Combining Reinforcement Learning and Behavior Trees for NPCs in Video Games with AMD Schola
Liu, Cann, Colbert et al.
While the rapid advancements in the reinforcement learning (RL) research community have been remarkable, the adoption in commercial video games remains slow. In this paper, we outline common challenges the Game AI community faces when using RL-driven NPCs in practice, and highlight the intersection of RL with traditional behavior trees (BTs) as a crucial juncture to be explored further. Although the BT+RL intersection has been suggested in several research papers, its adoption is rare. We demonstrate the viability of this approach using AMD Schola -- a plugin for training RL agents in Unreal Engine -- by creating multi-task NPCs in a complex 3D environment inspired by the commercial video game ``The Last of Us". We provide detailed methodologies for jointly training RL models with BTs while showcasing various skills.
academic
Combining Reinforcement Learning and Behavior Trees for NPCs in Video Games with AMD Schola
Despite significant advances in reinforcement learning (RL) research, its application in commercial video games remains limited. This paper outlines common challenges faced by the game AI community when implementing RL-driven NPCs in practice, and highlights the intersection of RL with traditional behavior trees (BT) as a critical node requiring further exploration. While the combination of BT+RL has been mentioned in several research papers, its practical application remains scarce.

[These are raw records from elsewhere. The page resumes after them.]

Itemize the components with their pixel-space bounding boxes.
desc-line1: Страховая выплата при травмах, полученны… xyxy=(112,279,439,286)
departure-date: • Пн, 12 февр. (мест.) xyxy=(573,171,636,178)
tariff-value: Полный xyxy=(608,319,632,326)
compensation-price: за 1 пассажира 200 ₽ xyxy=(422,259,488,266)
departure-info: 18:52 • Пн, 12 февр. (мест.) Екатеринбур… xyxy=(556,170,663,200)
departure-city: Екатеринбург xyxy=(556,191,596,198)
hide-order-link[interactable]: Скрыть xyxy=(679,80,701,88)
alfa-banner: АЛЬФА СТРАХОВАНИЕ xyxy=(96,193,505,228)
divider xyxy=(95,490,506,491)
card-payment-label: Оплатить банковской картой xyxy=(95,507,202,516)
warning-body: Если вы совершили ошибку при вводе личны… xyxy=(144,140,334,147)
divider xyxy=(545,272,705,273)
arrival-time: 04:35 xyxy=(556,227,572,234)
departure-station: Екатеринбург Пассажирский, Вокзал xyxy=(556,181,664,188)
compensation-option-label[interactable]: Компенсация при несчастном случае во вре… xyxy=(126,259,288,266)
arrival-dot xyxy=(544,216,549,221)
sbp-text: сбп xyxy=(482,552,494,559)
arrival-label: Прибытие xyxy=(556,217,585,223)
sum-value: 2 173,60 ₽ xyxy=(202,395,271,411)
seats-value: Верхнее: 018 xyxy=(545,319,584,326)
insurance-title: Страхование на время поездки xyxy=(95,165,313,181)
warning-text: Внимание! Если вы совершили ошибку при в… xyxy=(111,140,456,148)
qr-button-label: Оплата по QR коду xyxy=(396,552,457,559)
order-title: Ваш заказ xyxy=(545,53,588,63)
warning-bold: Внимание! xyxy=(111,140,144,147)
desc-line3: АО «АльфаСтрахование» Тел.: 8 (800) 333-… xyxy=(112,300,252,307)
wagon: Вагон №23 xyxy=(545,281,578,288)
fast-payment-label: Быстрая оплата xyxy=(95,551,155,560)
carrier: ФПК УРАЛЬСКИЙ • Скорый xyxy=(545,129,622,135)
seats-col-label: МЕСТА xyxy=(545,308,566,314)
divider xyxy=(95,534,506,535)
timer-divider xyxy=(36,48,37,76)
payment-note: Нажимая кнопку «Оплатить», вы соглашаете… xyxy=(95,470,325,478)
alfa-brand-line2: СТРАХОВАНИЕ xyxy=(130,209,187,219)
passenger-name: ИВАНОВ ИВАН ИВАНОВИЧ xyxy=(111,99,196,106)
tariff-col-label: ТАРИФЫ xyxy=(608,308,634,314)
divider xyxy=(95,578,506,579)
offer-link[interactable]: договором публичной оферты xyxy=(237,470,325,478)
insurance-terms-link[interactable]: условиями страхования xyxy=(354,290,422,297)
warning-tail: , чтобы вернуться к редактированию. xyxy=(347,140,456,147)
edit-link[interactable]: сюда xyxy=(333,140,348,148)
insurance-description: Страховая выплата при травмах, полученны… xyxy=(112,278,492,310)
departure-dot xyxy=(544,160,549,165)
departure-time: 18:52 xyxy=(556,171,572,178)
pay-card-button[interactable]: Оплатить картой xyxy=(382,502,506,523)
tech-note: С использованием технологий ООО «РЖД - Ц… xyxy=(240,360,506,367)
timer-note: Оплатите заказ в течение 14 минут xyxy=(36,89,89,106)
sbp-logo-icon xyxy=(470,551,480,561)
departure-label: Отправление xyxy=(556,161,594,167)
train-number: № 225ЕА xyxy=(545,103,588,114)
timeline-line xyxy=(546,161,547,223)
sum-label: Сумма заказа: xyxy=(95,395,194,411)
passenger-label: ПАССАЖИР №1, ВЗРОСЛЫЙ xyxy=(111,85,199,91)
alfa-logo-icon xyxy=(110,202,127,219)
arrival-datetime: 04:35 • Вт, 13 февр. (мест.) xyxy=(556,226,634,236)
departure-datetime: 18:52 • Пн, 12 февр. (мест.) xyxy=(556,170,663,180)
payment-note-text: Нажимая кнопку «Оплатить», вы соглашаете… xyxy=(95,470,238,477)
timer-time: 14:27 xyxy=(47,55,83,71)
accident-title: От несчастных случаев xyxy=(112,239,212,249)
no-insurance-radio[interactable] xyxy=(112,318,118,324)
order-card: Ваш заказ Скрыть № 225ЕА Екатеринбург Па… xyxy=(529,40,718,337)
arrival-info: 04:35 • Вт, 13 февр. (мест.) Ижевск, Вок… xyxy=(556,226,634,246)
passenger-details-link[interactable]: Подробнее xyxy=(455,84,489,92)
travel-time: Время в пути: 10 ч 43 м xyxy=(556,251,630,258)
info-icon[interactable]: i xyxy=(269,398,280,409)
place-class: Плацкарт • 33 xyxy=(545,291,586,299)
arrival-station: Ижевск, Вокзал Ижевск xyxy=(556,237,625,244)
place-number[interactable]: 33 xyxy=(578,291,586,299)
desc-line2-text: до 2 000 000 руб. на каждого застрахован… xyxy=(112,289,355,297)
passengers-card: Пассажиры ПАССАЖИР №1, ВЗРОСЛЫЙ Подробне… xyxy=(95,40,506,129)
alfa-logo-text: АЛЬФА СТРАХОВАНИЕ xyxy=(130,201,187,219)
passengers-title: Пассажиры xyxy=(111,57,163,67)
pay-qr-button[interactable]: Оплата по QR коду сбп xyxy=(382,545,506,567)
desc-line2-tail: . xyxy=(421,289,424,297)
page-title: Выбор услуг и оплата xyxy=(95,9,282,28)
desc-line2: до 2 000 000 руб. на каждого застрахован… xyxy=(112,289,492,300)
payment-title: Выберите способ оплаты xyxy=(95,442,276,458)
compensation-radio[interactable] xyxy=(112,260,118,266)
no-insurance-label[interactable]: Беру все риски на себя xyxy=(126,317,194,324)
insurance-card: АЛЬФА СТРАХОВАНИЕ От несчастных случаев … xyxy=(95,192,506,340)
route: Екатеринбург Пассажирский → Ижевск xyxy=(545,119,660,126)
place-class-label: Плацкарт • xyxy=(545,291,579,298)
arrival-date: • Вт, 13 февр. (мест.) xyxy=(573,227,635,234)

The authors utilize AMD Schola—a plugin for training RL agents in Unreal Engine—to demonstrate the feasibility of this approach by creating multi-task NPCs in a complex 3D environment inspired by the commercial game The Last of Us.
Despite rapid advances in reinforcement learning technology, the adoption of RL-driven NPCs in commercial game development faces significant challenges. Traditional behavior tree approaches, while highly structured, become complex and lack adaptability when handling multiple tasks; conversely, RL methods, despite their dynamic adaptation capabilities, suffer from reward shaping difficulties, negative transfer learning, and high computational resource requirements.
Pure BT Approach: Complex multi-task BT development is tedious, lacks adaptability, and easily produces repetitive gameplay experiences
Pure RL Approach: Difficult to train general capability models, with issues including reward shaping, negative task transfer, and high computational costs
Large Model Approaches: Increasing model parameters or using large foundation models significantly increases training time and game latency
Core Observations: 36 ray casts for detecting targets, obstacles, and ammunition reload locations; floating-point observations including current health, ammunition count, and normalized target direction
Network Architecture:
Base Skills: MLP with depth 2 and width 64
Curriculum Learning: MLP with depth 2, width 128 + attention layer (attention dimension 60, maximum sequence length 20)
This paper cites 21 relevant references covering important works in game AI, reinforcement learning, behavior trees, and other research domains, providing solid theoretical foundation and technical support for the research.
Overall Assessment: This is a highly practical, application-oriented research paper that successfully transforms theoretical methods into usable tools, making important contributions to the game AI field. While there is room for improvement in theoretical depth and evaluation breadth, its open-source nature and complete implementation provide a solid foundation for subsequent research.